What you’re missing is that we’re pitching a throwback set of policies, too. And it’s aimed at bringing back a way of life that won’t be the same exactly due to globalization and automation, but will actually make it possible for regional outposts to compete again the way they used to.
It’s been that way forever. Since ancient Greece at least.
’16 brought such a high volume of messaging from the Breitbart crowd, spread by the Russian bots that none of us could actually hear the word ‘policy’ much less focus on it. HRC probably brought more policies to the table than any candidate in my lifetime but no one was able to look at them because the airwaves were screaming about the guy with no policies.
I doubt we’ll be able to shut off the GOP noise machines but at least we know it’s coming and can take the next year to headline how the Dems’ proposals will translate for small businesses (and I mean small, none of this 500 employee bull puckey).
The main problem is indeed how the Republican noise machine, with the collusion of the media, excludes any discussion of policy from public discourse. That said, my one substantial criticism of Hillary is that she didn’t use the very limited time she had to communicate with the public (in the debates and her ads) to bring up substantive policy issues, because that was the only time she’d ever get them noticed. This current push shows me the Democrats have figured that out, and we’ll do better in the future as a result.
Basically my answer to “why did people move against us on bread-and-butter issues” is that those issues were never discussed and non-politics-junkies just weren’t aware how much worse the Republicans are. If the Democrats do nothing more than bang the drum on what they already propose we’ll pull a lot of them back.
“…you may be surprised to see how strongly it polls”. Um, no I am not.
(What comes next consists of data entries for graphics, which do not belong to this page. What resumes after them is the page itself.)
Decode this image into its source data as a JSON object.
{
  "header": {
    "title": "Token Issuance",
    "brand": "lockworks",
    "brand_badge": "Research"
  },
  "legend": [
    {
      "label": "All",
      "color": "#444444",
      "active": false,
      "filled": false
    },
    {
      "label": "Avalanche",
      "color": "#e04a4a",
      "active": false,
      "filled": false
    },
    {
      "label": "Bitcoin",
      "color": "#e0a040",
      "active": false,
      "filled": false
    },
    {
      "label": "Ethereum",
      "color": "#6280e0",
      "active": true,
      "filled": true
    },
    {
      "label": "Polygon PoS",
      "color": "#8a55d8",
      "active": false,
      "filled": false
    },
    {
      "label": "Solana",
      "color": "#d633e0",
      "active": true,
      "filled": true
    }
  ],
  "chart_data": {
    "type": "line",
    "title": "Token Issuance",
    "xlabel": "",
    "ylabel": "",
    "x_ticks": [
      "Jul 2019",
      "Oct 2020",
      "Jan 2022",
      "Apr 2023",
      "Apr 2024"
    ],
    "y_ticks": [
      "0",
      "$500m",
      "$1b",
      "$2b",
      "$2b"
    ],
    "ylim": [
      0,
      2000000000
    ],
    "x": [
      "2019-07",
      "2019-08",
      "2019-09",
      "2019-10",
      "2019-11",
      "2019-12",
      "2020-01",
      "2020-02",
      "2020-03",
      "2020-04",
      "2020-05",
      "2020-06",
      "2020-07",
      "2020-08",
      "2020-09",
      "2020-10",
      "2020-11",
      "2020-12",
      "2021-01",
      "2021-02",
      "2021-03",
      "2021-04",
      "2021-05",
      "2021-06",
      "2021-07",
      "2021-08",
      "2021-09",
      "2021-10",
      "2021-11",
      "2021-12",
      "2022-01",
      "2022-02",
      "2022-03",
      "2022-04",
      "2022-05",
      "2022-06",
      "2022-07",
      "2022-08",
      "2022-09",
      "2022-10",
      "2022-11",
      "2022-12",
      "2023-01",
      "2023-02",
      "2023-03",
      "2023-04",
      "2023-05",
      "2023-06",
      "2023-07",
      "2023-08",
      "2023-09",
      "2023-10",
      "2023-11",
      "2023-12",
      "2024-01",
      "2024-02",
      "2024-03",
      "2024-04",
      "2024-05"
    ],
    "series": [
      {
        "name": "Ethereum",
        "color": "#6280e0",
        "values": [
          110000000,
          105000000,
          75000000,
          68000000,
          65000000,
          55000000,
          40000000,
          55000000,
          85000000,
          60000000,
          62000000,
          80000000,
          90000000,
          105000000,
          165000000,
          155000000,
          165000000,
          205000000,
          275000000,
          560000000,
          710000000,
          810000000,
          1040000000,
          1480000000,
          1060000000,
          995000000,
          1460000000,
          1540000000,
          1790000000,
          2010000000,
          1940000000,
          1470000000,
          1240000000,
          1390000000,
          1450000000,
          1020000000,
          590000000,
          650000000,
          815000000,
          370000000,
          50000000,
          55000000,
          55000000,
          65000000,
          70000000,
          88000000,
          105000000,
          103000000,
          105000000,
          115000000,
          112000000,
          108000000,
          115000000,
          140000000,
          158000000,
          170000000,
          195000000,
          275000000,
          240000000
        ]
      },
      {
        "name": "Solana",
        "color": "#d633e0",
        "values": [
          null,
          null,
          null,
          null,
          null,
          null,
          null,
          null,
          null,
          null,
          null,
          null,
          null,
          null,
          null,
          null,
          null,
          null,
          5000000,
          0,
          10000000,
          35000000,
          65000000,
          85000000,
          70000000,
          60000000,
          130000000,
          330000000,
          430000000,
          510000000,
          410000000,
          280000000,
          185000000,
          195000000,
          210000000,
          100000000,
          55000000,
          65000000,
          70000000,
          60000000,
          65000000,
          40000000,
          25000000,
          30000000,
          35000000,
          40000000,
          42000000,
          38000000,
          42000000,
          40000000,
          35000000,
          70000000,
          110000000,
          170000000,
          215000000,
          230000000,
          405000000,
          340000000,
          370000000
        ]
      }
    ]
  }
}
Sane gun control laws poll strongly as well. In fact almost all of Bernie’s agenda polled well. Populism has been neglected for so long that people have given up hope. And as we’ve seen they’re willing to elect anyone that pays (or pretends to pay) attention to them.
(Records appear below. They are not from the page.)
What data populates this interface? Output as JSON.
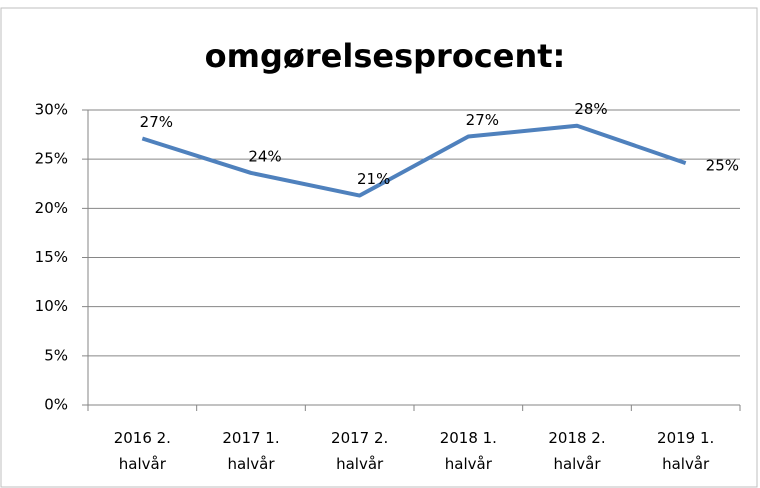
{
  "chart_data": {
    "type": "line",
    "title": "omgørelsesprocent:",
    "categories": [
      "2016 2. halvår",
      "2017 1. halvår",
      "2017 2. halvår",
      "2018 1. halvår",
      "2018 2. halvår",
      "2019 1. halvår"
    ],
    "series": [
      {
        "name": "omgørelsesprocent",
        "color": "#4f81bd",
        "values": [
          27.1,
          23.6,
          21.3,
          27.3,
          28.4,
          24.6
        ],
        "value_labels": [
          "27%",
          "24%",
          "21%",
          "27%",
          "28%",
          "25%"
        ]
      }
    ],
    "ylim": [
      0,
      30
    ],
    "yticks": [
      {
        "value": 0,
        "label": "0%"
      },
      {
        "value": 5,
        "label": "5%"
      },
      {
        "value": 10,
        "label": "10%"
      },
      {
        "value": 15,
        "label": "15%"
      },
      {
        "value": 20,
        "label": "20%"
      },
      {
        "value": 25,
        "label": "25%"
      },
      {
        "value": 30,
        "label": "30%"
      }
    ],
    "grid": true
  }
}
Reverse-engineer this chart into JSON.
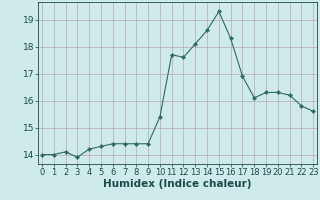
{
  "x": [
    0,
    1,
    2,
    3,
    4,
    5,
    6,
    7,
    8,
    9,
    10,
    11,
    12,
    13,
    14,
    15,
    16,
    17,
    18,
    19,
    20,
    21,
    22,
    23
  ],
  "y": [
    14.0,
    14.0,
    14.1,
    13.9,
    14.2,
    14.3,
    14.4,
    14.4,
    14.4,
    14.4,
    15.4,
    17.7,
    17.6,
    18.1,
    18.6,
    19.3,
    18.3,
    16.9,
    16.1,
    16.3,
    16.3,
    16.2,
    15.8,
    15.6
  ],
  "line_color": "#2e6b62",
  "marker": "D",
  "marker_size": 2.2,
  "bg_color": "#ceeaea",
  "grid_color": "#b8a8a8",
  "xlabel": "Humidex (Indice chaleur)",
  "xlabel_fontsize": 7.5,
  "yticks": [
    14,
    15,
    16,
    17,
    18,
    19
  ],
  "xticks": [
    0,
    1,
    2,
    3,
    4,
    5,
    6,
    7,
    8,
    9,
    10,
    11,
    12,
    13,
    14,
    15,
    16,
    17,
    18,
    19,
    20,
    21,
    22,
    23
  ],
  "xlim": [
    -0.3,
    23.3
  ],
  "ylim": [
    13.65,
    19.65
  ],
  "tick_color": "#1a4a4a",
  "tick_fontsize": 6.0
}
Glad to see this glimmer of hope.
Is is just me, or does it seem like there are people out there who don’t seem to like the fact that they got what they’ve clamoring for out of the DNC?
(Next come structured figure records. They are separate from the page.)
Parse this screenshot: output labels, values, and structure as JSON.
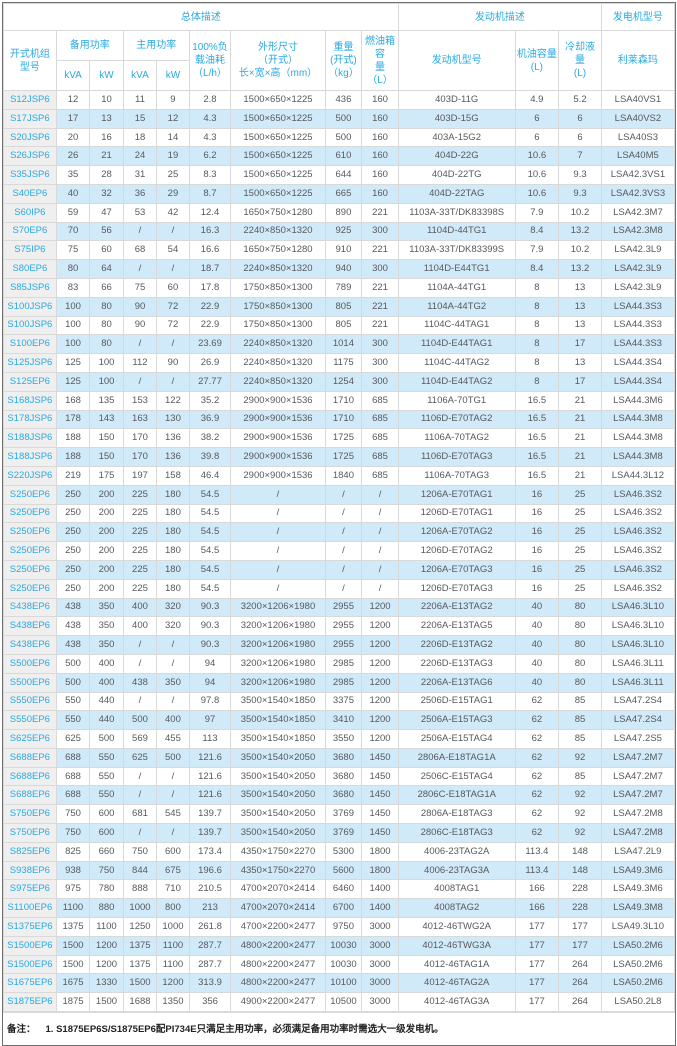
{
  "colors": {
    "accent_cyan": "#29a9e1",
    "stripe_blue": "#d0eafa",
    "model_col_gray": "#efefef",
    "grid_line": "#d9d9d9",
    "body_text": "#58595b"
  },
  "table": {
    "header": {
      "group_overall": "总体描述",
      "group_engine": "发动机描述",
      "group_alternator": "发电机型号",
      "model": "开式机组\n型号",
      "standby_power": "备用功率",
      "prime_power": "主用功率",
      "kva1": "kVA",
      "kw1": "kW",
      "kva2": "kVA",
      "kw2": "kW",
      "fuel_100": "100%负\n载油耗\n（L/h）",
      "dimensions": "外形尺寸\n（开式）\n长×宽×高（mm）",
      "weight": "重量\n(开式)\n（kg）",
      "tank": "燃油箱容\n量\n（L）",
      "engine_model": "发动机型号",
      "oil_capacity": "机油容量\n(L)",
      "coolant_capacity": "冷却液量\n(L)",
      "leroy_somer": "利莱森玛"
    },
    "rows": [
      [
        "S12JSP6",
        "12",
        "10",
        "11",
        "9",
        "2.8",
        "1500×650×1225",
        "436",
        "160",
        "403D-11G",
        "4.9",
        "5.2",
        "LSA40VS1"
      ],
      [
        "S17JSP6",
        "17",
        "13",
        "15",
        "12",
        "4.3",
        "1500×650×1225",
        "500",
        "160",
        "403D-15G",
        "6",
        "6",
        "LSA40VS2"
      ],
      [
        "S20JSP6",
        "20",
        "16",
        "18",
        "14",
        "4.3",
        "1500×650×1225",
        "500",
        "160",
        "403A-15G2",
        "6",
        "6",
        "LSA40S3"
      ],
      [
        "S26JSP6",
        "26",
        "21",
        "24",
        "19",
        "6.2",
        "1500×650×1225",
        "610",
        "160",
        "404D-22G",
        "10.6",
        "7",
        "LSA40M5"
      ],
      [
        "S35JSP6",
        "35",
        "28",
        "31",
        "25",
        "8.3",
        "1500×650×1225",
        "644",
        "160",
        "404D-22TG",
        "10.6",
        "9.3",
        "LSA42.3VS1"
      ],
      [
        "S40EP6",
        "40",
        "32",
        "36",
        "29",
        "8.7",
        "1500×650×1225",
        "665",
        "160",
        "404D-22TAG",
        "10.6",
        "9.3",
        "LSA42.3VS3"
      ],
      [
        "S60IP6",
        "59",
        "47",
        "53",
        "42",
        "12.4",
        "1650×750×1280",
        "890",
        "221",
        "1103A-33T/DK83398S",
        "7.9",
        "10.2",
        "LSA42.3M7"
      ],
      [
        "S70EP6",
        "70",
        "56",
        "/",
        "/",
        "16.3",
        "2240×850×1320",
        "925",
        "300",
        "1104D-44TG1",
        "8.4",
        "13.2",
        "LSA42.3M8"
      ],
      [
        "S75IP6",
        "75",
        "60",
        "68",
        "54",
        "16.6",
        "1650×750×1280",
        "910",
        "221",
        "1103A-33T/DK83399S",
        "7.9",
        "10.2",
        "LSA42.3L9"
      ],
      [
        "S80EP6",
        "80",
        "64",
        "/",
        "/",
        "18.7",
        "2240×850×1320",
        "940",
        "300",
        "1104D-E44TG1",
        "8.4",
        "13.2",
        "LSA42.3L9"
      ],
      [
        "S85JSP6",
        "83",
        "66",
        "75",
        "60",
        "17.8",
        "1750×850×1300",
        "789",
        "221",
        "1104A-44TG1",
        "8",
        "13",
        "LSA42.3L9"
      ],
      [
        "S100JSP6",
        "100",
        "80",
        "90",
        "72",
        "22.9",
        "1750×850×1300",
        "805",
        "221",
        "1104A-44TG2",
        "8",
        "13",
        "LSA44.3S3"
      ],
      [
        "S100JSP6",
        "100",
        "80",
        "90",
        "72",
        "22.9",
        "1750×850×1300",
        "805",
        "221",
        "1104C-44TAG1",
        "8",
        "13",
        "LSA44.3S3"
      ],
      [
        "S100EP6",
        "100",
        "80",
        "/",
        "/",
        "23.69",
        "2240×850×1320",
        "1014",
        "300",
        "1104D-E44TAG1",
        "8",
        "17",
        "LSA44.3S3"
      ],
      [
        "S125JSP6",
        "125",
        "100",
        "112",
        "90",
        "26.9",
        "2240×850×1320",
        "1175",
        "300",
        "1104C-44TAG2",
        "8",
        "13",
        "LSA44.3S4"
      ],
      [
        "S125EP6",
        "125",
        "100",
        "/",
        "/",
        "27.77",
        "2240×850×1320",
        "1254",
        "300",
        "1104D-E44TAG2",
        "8",
        "17",
        "LSA44.3S4"
      ],
      [
        "S168JSP6",
        "168",
        "135",
        "153",
        "122",
        "35.2",
        "2900×900×1536",
        "1710",
        "685",
        "1106A-70TG1",
        "16.5",
        "21",
        "LSA44.3M6"
      ],
      [
        "S178JSP6",
        "178",
        "143",
        "163",
        "130",
        "36.9",
        "2900×900×1536",
        "1710",
        "685",
        "1106D-E70TAG2",
        "16.5",
        "21",
        "LSA44.3M8"
      ],
      [
        "S188JSP6",
        "188",
        "150",
        "170",
        "136",
        "38.2",
        "2900×900×1536",
        "1725",
        "685",
        "1106A-70TAG2",
        "16.5",
        "21",
        "LSA44.3M8"
      ],
      [
        "S188JSP6",
        "188",
        "150",
        "170",
        "136",
        "39.8",
        "2900×900×1536",
        "1725",
        "685",
        "1106D-E70TAG3",
        "16.5",
        "21",
        "LSA44.3M8"
      ],
      [
        "S220JSP6",
        "219",
        "175",
        "197",
        "158",
        "46.4",
        "2900×900×1536",
        "1840",
        "685",
        "1106A-70TAG3",
        "16.5",
        "21",
        "LSA44.3L12"
      ],
      [
        "S250EP6",
        "250",
        "200",
        "225",
        "180",
        "54.5",
        "/",
        "/",
        "/",
        "1206A-E70TAG1",
        "16",
        "25",
        "LSA46.3S2"
      ],
      [
        "S250EP6",
        "250",
        "200",
        "225",
        "180",
        "54.5",
        "/",
        "/",
        "/",
        "1206D-E70TAG1",
        "16",
        "25",
        "LSA46.3S2"
      ],
      [
        "S250EP6",
        "250",
        "200",
        "225",
        "180",
        "54.5",
        "/",
        "/",
        "/",
        "1206A-E70TAG2",
        "16",
        "25",
        "LSA46.3S2"
      ],
      [
        "S250EP6",
        "250",
        "200",
        "225",
        "180",
        "54.5",
        "/",
        "/",
        "/",
        "1206D-E70TAG2",
        "16",
        "25",
        "LSA46.3S2"
      ],
      [
        "S250EP6",
        "250",
        "200",
        "225",
        "180",
        "54.5",
        "/",
        "/",
        "/",
        "1206A-E70TAG3",
        "16",
        "25",
        "LSA46.3S2"
      ],
      [
        "S250EP6",
        "250",
        "200",
        "225",
        "180",
        "54.5",
        "/",
        "/",
        "/",
        "1206D-E70TAG3",
        "16",
        "25",
        "LSA46.3S2"
      ],
      [
        "S438EP6",
        "438",
        "350",
        "400",
        "320",
        "90.3",
        "3200×1206×1980",
        "2955",
        "1200",
        "2206A-E13TAG2",
        "40",
        "80",
        "LSA46.3L10"
      ],
      [
        "S438EP6",
        "438",
        "350",
        "400",
        "320",
        "90.3",
        "3200×1206×1980",
        "2955",
        "1200",
        "2206A-E13TAG5",
        "40",
        "80",
        "LSA46.3L10"
      ],
      [
        "S438EP6",
        "438",
        "350",
        "/",
        "/",
        "90.3",
        "3200×1206×1980",
        "2955",
        "1200",
        "2206D-E13TAG2",
        "40",
        "80",
        "LSA46.3L10"
      ],
      [
        "S500EP6",
        "500",
        "400",
        "/",
        "/",
        "94",
        "3200×1206×1980",
        "2985",
        "1200",
        "2206D-E13TAG3",
        "40",
        "80",
        "LSA46.3L11"
      ],
      [
        "S500EP6",
        "500",
        "400",
        "438",
        "350",
        "94",
        "3200×1206×1980",
        "2985",
        "1200",
        "2206A-E13TAG6",
        "40",
        "80",
        "LSA46.3L11"
      ],
      [
        "S550EP6",
        "550",
        "440",
        "/",
        "/",
        "97.8",
        "3500×1540×1850",
        "3375",
        "1200",
        "2506D-E15TAG1",
        "62",
        "85",
        "LSA47.2S4"
      ],
      [
        "S550EP6",
        "550",
        "440",
        "500",
        "400",
        "97",
        "3500×1540×1850",
        "3410",
        "1200",
        "2506A-E15TAG3",
        "62",
        "85",
        "LSA47.2S4"
      ],
      [
        "S625EP6",
        "625",
        "500",
        "569",
        "455",
        "113",
        "3500×1540×1850",
        "3550",
        "1200",
        "2506A-E15TAG4",
        "62",
        "85",
        "LSA47.2S5"
      ],
      [
        "S688EP6",
        "688",
        "550",
        "625",
        "500",
        "121.6",
        "3500×1540×2050",
        "3680",
        "1450",
        "2806A-E18TAG1A",
        "62",
        "92",
        "LSA47.2M7"
      ],
      [
        "S688EP6",
        "688",
        "550",
        "/",
        "/",
        "121.6",
        "3500×1540×2050",
        "3680",
        "1450",
        "2506C-E15TAG4",
        "62",
        "85",
        "LSA47.2M7"
      ],
      [
        "S688EP6",
        "688",
        "550",
        "/",
        "/",
        "121.6",
        "3500×1540×2050",
        "3680",
        "1450",
        "2806C-E18TAG1A",
        "62",
        "92",
        "LSA47.2M7"
      ],
      [
        "S750EP6",
        "750",
        "600",
        "681",
        "545",
        "139.7",
        "3500×1540×2050",
        "3769",
        "1450",
        "2806A-E18TAG3",
        "62",
        "92",
        "LSA47.2M8"
      ],
      [
        "S750EP6",
        "750",
        "600",
        "/",
        "/",
        "139.7",
        "3500×1540×2050",
        "3769",
        "1450",
        "2806C-E18TAG3",
        "62",
        "92",
        "LSA47.2M8"
      ],
      [
        "S825EP6",
        "825",
        "660",
        "750",
        "600",
        "173.4",
        "4350×1750×2270",
        "5300",
        "1800",
        "4006-23TAG2A",
        "113.4",
        "148",
        "LSA47.2L9"
      ],
      [
        "S938EP6",
        "938",
        "750",
        "844",
        "675",
        "196.6",
        "4350×1750×2270",
        "5600",
        "1800",
        "4006-23TAG3A",
        "113.4",
        "148",
        "LSA49.3M6"
      ],
      [
        "S975EP6",
        "975",
        "780",
        "888",
        "710",
        "210.5",
        "4700×2070×2414",
        "6460",
        "1400",
        "4008TAG1",
        "166",
        "228",
        "LSA49.3M6"
      ],
      [
        "S1100EP6",
        "1100",
        "880",
        "1000",
        "800",
        "213",
        "4700×2070×2414",
        "6700",
        "1400",
        "4008TAG2",
        "166",
        "228",
        "LSA49.3M8"
      ],
      [
        "S1375EP6",
        "1375",
        "1100",
        "1250",
        "1000",
        "261.8",
        "4700×2200×2477",
        "9750",
        "3000",
        "4012-46TWG2A",
        "177",
        "177",
        "LSA49.3L10"
      ],
      [
        "S1500EP6",
        "1500",
        "1200",
        "1375",
        "1100",
        "287.7",
        "4800×2200×2477",
        "10030",
        "3000",
        "4012-46TWG3A",
        "177",
        "177",
        "LSA50.2M6"
      ],
      [
        "S1500EP6",
        "1500",
        "1200",
        "1375",
        "1100",
        "287.7",
        "4800×2200×2477",
        "10030",
        "3000",
        "4012-46TAG1A",
        "177",
        "264",
        "LSA50.2M6"
      ],
      [
        "S1675EP6",
        "1675",
        "1330",
        "1500",
        "1200",
        "313.9",
        "4800×2200×2477",
        "10100",
        "3000",
        "4012-46TAG2A",
        "177",
        "264",
        "LSA50.2M6"
      ],
      [
        "S1875EP6",
        "1875",
        "1500",
        "1688",
        "1350",
        "356",
        "4900×2200×2477",
        "10500",
        "3000",
        "4012-46TAG3A",
        "177",
        "264",
        "LSA50.2L8"
      ]
    ]
  },
  "note": {
    "label": "备注：",
    "text": "1.  S1875EP6S/S1875EP6配PI734E只满足主用功率，必须满足备用功率时需选大一级发电机。"
  }
}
You’re observing the “Nothing is ever good enough!” crowd in action.
This is a good idea. But I suspect we will need to refine it. As someone noted, unless it harms the consumer in some way, there is no anti trust violation. So Amazon, Walmart and big box stores with low prices are not outside the law per se. And most people like them, which may be the bigger problem. My wife just bought a baby’s car seat for a baby shower in one click on Amazon and it appeared at the front door a few days later, no fuss, no muss.
On the other hand Amazon is taking apart the competition like recently Kroger and Best Buy with mere announcements. They already got into Penneys and Macy’s business and shopping malls. But people like them for low prices and convenience. Same might be said about other large chain stores. And people like FB and Apple, high prices and all.
But there is plenty to go after like the big national banks and investment houses ala Sanders and media giants like Sinclair and
Comcast and Verizon. So I think we need to decide how far we take it. Will Amazon be exempted or are they fair game? Is Wall Street off the table, or CNN? If we don’t plan this out them other guys will take us all apart, for some hair brained idea.
I also am not at all thinking this is even close to what we must offer. With all the shit on health care, one could say the time for single payer, Medicare for all has arrived,and we should go for it along with things like income inequality and education debt.
I don’t have any doubt people understand the problem with monopoly in their lives.
My objection is that I don’t think it will actually work, even if we’re able to break up all the big players (which to me seems unlikely).
Also, assuming that people get it and that we can do it and it will actually fix the problem. Will it change votes? I think that’s an open question to, given that the only person to actively run on it didn’t win the primary.